I've calculated angular velocity using the equation:
w = 2pi*f
w = 2pi/period
w = 2pi/4.8s

I've tried using the following equation to calculate position:
x = Acos(wt)
x = (0.35m)*cos[(2pi/4.8s)(3.98s)]
x = 0.3486m

However this is not the correct answer. Could anybody find where I went wrong?

horizontal frictionless air track... why are you using Pi?

T=2pai rootover 1 by g

To find the correct position of the mass 3.98 s after it is released, we need to use the equation for simple harmonic motion, taking into account the phase angle.
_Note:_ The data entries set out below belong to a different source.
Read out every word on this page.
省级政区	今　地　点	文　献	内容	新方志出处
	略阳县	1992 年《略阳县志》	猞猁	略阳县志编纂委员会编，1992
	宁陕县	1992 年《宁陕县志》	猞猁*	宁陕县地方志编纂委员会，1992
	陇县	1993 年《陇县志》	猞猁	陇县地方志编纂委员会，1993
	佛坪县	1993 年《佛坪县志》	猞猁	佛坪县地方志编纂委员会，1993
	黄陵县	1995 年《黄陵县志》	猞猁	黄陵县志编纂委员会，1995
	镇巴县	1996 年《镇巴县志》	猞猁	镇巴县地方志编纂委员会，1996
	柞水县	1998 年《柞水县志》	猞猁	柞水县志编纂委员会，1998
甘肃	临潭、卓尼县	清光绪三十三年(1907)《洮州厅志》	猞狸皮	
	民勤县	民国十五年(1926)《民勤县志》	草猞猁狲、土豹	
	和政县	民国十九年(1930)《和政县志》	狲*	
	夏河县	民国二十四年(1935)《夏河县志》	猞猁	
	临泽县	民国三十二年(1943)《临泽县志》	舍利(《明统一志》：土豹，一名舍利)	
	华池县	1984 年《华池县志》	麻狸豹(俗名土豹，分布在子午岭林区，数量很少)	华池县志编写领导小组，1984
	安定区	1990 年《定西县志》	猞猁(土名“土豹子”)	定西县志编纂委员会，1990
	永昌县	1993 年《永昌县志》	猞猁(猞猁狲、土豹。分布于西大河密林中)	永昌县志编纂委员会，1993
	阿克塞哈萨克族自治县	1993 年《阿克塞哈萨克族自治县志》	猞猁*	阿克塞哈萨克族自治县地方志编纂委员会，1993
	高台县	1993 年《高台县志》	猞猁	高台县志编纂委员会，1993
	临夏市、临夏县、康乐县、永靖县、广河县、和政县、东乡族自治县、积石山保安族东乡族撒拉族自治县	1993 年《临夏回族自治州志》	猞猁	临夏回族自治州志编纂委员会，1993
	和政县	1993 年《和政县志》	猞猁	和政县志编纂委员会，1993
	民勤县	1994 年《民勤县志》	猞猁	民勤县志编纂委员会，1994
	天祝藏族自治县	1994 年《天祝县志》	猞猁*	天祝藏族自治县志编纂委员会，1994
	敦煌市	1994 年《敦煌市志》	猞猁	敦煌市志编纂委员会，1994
You correctly calculated the angular velocity using the equation:
ω = 2π / T
where T is the period of oscillation. In this case, ω = 2π / 4.80000 s.

Now, to determine the position of the mass at a given time t, we use the equation for simple harmonic motion:

x = A * cos(ωt + φ)

In this equation, A represents the amplitude, ω is the angular velocity, t is the time at which we want to find the position, and φ is the phase angle.

To find the phase angle φ, we need additional information. The problem states that the mass is pushed to the position x = 0.3500 m and then released. From this information, we can deduce the initial conditions of the system.

At time t = 0, when the mass is released, it is at its maximum displacement, so we can set:
x(0) = A * cos(φ) = 0.3500 m

To solve for A, we can use the equilibrium position, x = 0, and substitute it back into the equation:
0 = A * cos(φ)

Since cos(φ) cannot be zero, this implies that A must be zero. Therefore, the amplitude A is zero, and the position equation simplifies to:

x = 0 * cos(ωt + φ) = 0

This means that the mass stays at the equilibrium position and does not move.

In conclusion, the position of the mass 3.98 s after it is released is at the equilibrium position x = 0.